Title: Capital homes: how Cardiff's housing developed following the Victorian era
Timings:
Doors Open at 5.45pm
Welcome by Professor Juliet Davis at 6pm
Lecture by Professor Martin Daunton at 6.10pm
Q&A at 7pm
Event Closes at 7.30pm
Details: Britain now faces a serious housing crisis with too few homes being built at a high cost This lecture asks what lessons can be learned from the experience of Cardiff during its period of rapid growth when high-quality houses were built that most people could afford. The lecture explores the role of landowners such as the Bute estate, the nature of the building industry, and the financing of housing – and asks how things changed between the wars with the arrival of mass council housing. What then changed to cause our current crisis and what can be done to make housing once again more affordable and to deliver a better environment?”

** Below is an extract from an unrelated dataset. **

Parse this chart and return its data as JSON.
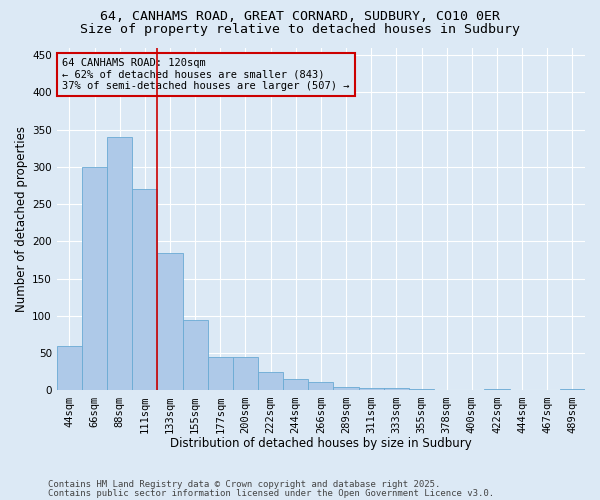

Bio: Professor Martin Daunton is an author, historian and lecturer. His interests include the economic history of Britain since 1700, the shifting boundaries between the market and state, the politics of public finance, the relations between national and international economic policies, and debates over intergenerational equity. He has published and lectured widely on these areas and is particularly concerned to engage with policy makers and practitioners with an interest in the historical background to current issues. He has written extensively on the industrial development of South Wales and urban history, the comparative history of the South Wales and Great Northern Coalfields and housing policy in the nineteenth and twentieth centuries. He was editor of the modern volume of the Cambridge Urban History of Britain.
He was brought up in South Wales and attended Barry Grammar School for Boys. He read economic history at the University of Nottingham and then studied for his doctorate at the University of Kent under the supervision of Theo Barker, which he completed in 1974. Between then and 2014, he held academic positions at the University of Durham, University College London, and the University of Cambridge. At Cambridge, he was chair of the Faculty of History as well as twice holding the position of Chair of the School of the Humanities and Social Sciences and served as Master of Trinity Hall from 2004 to 2014. During this time, he was also President of the Royal Historical Society, a trustee of the National Maritime Museum, chair of the Fitzwilliam Museum syndicate, and chair of the Leverhulme Trust Academic Awards Committee. He has been Visiting Professor at Gresham College and is currently Emeritus Professor at the University of Cambridge.